In the city, the population was spread out, with 25.5% under the age of 18, 10.3% from 18 to 24, 28.6% from 25 to 44, 19.8% from 45 to 64, and 15.8% who were 65 years of age or older. The median age was 35 years. For every 100 females, there were 88.5 males. For every 100 females age 18 and over, there were 82.8 males.

The median income for a household in the city was $26,108, and the median income for a family was $32,398. Males had a median income of $27,958 versus $18,958 for females. The per capita income for the city was $15,033. About 17.5% of families and 21.3% of the population were below the poverty line, including 31.5% of those under age 18 and 16.1% of those age 65 or over.

==Education==
Public education in Leitchfield is administered by Grayson County Public Schools, which operates Grayson County Middle School, H.W. Wilkey Elementary School, Oran P. Lawler Elementary School, and Grayson County High School. Leitchfield Christian Academy is a private institution.

In 1871 and 1872 there was a school in town for black students supported by the Freedmen's Aid Society.

Leitchfield has a lending library, the Grayson County Public Library.

==Arts and culture==

The annual Twin Lakes National Fiddler Championship is held each year on the Court Square. Fiddlers from all over the state and region come to Leitchfield to compete for prize money.
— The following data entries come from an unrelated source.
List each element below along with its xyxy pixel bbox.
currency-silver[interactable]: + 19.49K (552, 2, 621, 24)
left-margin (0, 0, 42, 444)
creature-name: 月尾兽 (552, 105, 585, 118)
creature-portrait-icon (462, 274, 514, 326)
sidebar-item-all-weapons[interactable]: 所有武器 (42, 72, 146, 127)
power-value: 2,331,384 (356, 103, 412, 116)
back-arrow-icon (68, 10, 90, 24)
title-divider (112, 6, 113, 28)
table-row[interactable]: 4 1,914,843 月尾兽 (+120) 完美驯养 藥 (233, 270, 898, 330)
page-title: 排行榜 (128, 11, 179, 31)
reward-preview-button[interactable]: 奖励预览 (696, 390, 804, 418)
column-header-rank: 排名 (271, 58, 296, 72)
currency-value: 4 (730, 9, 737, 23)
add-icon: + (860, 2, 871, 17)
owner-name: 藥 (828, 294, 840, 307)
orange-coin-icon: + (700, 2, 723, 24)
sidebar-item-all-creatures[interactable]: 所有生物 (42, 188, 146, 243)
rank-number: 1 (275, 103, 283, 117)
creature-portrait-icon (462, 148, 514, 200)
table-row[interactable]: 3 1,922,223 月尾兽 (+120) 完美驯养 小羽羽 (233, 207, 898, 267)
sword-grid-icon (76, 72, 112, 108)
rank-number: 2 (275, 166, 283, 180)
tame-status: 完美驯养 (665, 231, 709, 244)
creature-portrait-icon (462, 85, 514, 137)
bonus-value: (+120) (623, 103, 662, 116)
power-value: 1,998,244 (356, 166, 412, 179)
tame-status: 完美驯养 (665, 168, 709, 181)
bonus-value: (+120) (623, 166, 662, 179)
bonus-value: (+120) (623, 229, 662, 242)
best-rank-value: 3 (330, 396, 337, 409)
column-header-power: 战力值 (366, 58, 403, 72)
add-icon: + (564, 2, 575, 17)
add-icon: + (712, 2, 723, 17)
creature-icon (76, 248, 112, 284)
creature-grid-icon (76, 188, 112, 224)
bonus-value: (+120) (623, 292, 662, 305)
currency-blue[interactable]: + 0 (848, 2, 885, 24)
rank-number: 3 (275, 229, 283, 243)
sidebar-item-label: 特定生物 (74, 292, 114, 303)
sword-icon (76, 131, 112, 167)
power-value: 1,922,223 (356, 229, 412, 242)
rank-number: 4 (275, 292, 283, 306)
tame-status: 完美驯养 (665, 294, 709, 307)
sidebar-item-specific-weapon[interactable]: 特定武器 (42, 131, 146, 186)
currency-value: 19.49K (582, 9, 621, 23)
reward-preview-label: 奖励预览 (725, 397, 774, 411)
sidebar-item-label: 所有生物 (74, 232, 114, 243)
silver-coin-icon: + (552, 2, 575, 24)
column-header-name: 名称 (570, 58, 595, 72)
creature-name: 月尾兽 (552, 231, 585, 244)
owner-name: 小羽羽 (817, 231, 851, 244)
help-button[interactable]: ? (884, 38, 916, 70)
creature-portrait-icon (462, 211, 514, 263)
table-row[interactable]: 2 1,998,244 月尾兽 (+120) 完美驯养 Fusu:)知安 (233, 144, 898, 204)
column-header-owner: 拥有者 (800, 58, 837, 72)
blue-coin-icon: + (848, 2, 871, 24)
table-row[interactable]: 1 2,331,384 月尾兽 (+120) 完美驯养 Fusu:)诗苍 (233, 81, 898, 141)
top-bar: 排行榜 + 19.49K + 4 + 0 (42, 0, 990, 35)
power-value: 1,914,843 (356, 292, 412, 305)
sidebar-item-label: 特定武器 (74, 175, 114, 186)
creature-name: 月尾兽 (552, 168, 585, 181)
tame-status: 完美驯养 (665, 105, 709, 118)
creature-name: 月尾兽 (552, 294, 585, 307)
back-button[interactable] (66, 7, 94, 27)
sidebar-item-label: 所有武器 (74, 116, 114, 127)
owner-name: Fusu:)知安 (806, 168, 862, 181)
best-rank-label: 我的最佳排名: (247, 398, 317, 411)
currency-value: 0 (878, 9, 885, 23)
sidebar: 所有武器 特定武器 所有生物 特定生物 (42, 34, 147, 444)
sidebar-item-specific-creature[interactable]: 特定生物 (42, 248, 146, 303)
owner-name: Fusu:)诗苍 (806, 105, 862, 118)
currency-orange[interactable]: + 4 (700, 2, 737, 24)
Every year, Leitchfield hosts to the Grayson County Fair, which begins the week before Labor Day. The fair features a variety of festivities, including a demolition derby, carnival rides, truck and tractor pulls, field crop contests, and a beauty pageant. The County Fair officially concludes with an annual Labor Day parade.

What started as an ice cream social on the county square in 1992 has turned into a weekend-long festival. Every July, the Ice Cream Festival, now planned and operated by K105, features a beauty pageant, rides, games, a mixed doubles tennis tournament and the largest fireworks show in the area. At 6pm on the Saturday of the festival, free cups of ice cream are given to festival attendees. Each year, the fireworks show is given a theme. Recent themes include "Stars and Stripes Forever" and "Television Classics". In 2009, the event was replaced by Freedom Fest, which was hyped by the newspapers.
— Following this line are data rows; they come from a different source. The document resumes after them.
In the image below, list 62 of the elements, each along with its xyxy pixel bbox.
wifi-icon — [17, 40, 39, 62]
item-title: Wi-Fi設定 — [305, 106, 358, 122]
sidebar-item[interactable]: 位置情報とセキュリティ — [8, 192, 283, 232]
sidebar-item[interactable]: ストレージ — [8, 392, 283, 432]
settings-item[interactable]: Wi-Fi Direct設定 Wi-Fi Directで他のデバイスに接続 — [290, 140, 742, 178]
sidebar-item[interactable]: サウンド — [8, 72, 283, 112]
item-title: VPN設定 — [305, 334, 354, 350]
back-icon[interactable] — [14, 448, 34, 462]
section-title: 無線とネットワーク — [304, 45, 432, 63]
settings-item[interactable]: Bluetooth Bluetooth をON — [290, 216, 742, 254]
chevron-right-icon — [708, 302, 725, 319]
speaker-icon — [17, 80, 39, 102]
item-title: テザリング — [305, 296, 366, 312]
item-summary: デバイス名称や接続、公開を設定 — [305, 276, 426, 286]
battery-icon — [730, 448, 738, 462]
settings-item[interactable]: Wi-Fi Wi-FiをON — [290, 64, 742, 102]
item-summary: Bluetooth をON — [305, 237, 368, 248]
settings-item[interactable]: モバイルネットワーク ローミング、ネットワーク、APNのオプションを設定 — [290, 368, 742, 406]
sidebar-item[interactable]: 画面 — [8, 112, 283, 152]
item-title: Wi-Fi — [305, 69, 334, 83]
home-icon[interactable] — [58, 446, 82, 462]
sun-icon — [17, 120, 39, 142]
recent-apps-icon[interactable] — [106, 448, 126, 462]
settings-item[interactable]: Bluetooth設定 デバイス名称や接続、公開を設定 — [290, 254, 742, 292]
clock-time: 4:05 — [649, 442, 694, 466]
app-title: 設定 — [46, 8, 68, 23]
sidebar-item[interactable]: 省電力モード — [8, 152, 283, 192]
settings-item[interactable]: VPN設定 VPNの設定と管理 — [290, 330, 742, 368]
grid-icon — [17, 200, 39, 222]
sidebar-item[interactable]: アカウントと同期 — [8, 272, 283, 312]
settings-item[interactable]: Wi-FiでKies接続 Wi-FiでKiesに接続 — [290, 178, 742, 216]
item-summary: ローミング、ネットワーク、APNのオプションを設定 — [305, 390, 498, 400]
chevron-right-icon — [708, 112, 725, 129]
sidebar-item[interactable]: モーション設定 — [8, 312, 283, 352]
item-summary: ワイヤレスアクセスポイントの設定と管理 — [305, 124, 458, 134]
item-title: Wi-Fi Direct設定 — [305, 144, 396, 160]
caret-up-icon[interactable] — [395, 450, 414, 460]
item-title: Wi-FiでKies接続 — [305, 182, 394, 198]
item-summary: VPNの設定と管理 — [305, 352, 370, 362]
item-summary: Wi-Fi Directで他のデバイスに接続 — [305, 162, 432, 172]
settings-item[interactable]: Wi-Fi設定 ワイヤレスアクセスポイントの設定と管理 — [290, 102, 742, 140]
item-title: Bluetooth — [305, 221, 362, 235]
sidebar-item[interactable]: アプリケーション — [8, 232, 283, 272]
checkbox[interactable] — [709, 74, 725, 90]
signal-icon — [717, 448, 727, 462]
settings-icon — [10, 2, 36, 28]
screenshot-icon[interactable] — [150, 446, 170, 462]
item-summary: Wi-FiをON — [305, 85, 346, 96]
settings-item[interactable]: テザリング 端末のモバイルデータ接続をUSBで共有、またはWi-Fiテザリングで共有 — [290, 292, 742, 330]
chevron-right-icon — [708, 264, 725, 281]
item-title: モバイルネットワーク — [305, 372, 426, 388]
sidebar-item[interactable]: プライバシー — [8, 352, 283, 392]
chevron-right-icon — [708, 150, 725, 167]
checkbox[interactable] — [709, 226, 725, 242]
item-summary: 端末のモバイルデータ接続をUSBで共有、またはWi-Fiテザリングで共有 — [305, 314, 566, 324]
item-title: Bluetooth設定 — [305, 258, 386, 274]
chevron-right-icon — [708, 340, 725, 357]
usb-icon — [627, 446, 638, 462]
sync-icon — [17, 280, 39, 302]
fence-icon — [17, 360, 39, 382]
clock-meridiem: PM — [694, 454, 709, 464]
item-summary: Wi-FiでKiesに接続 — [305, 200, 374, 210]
Each July, the Grayson County Agricultural Recreation Park in Leitchfield hosts the Grayson County 4-H and FFA Ag Fair. The event features farm and youth events and exhibits such as tractor driving contests, homemaker exhibits, and sheep, hog, horse, dairy and beef shows.

A Memorial Day Parade and Ceremony is held each year on the Saturday before Memorial Day. Hundreds march from the Leitchfield firehouse to the county square holding signs of local veterans who died in various conflicts. The ceremony consists of several speeches, the roll call of local veterans who died in the previous year, and the singing of the National Anthem and Amazing Grace. A cookout is held after the ceremony.

==Media==
The city of Leitchfield is served by two newspapers, the Grayson County News-Gazette and The Record.
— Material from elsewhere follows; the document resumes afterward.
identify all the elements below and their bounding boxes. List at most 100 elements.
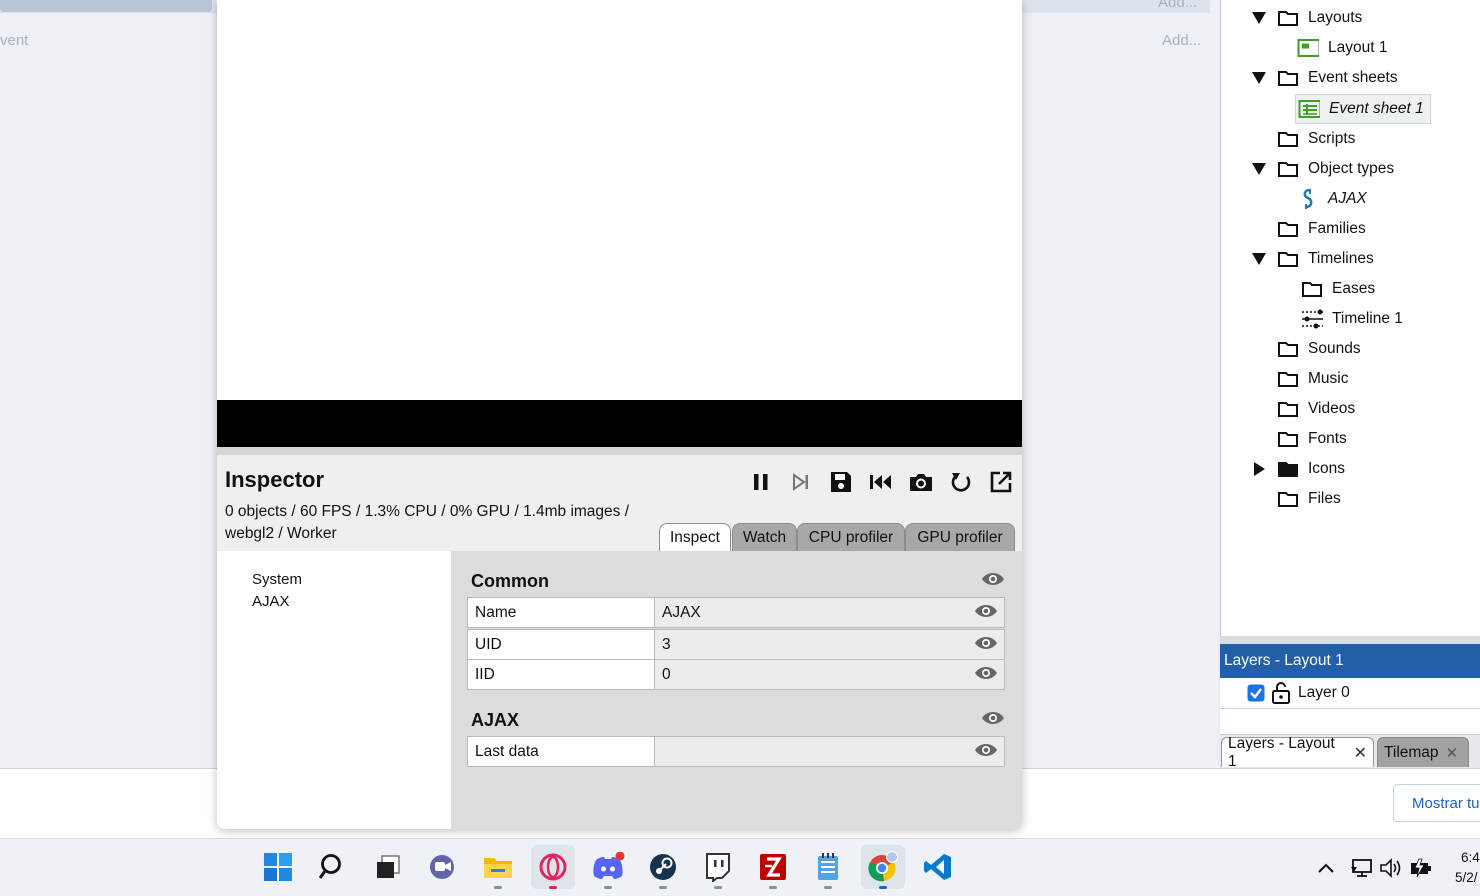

Leitchfield's radio stations are 104.9 WKHG-FM, a.k.a. K105, a Top 40 station, and 870 WMTL-AM, which plays country music and also 103.9 fm The Moose, which is a country channel that plays popular sports talk show Kentucky Sports Radio hosted by Matt Jones. Both stations are owned by Heritage Media of Kentucky. Also, WKHG carries the radio sports broadcasts for Grayson County High School, the University of Kentucky, and the Tennessee Titans.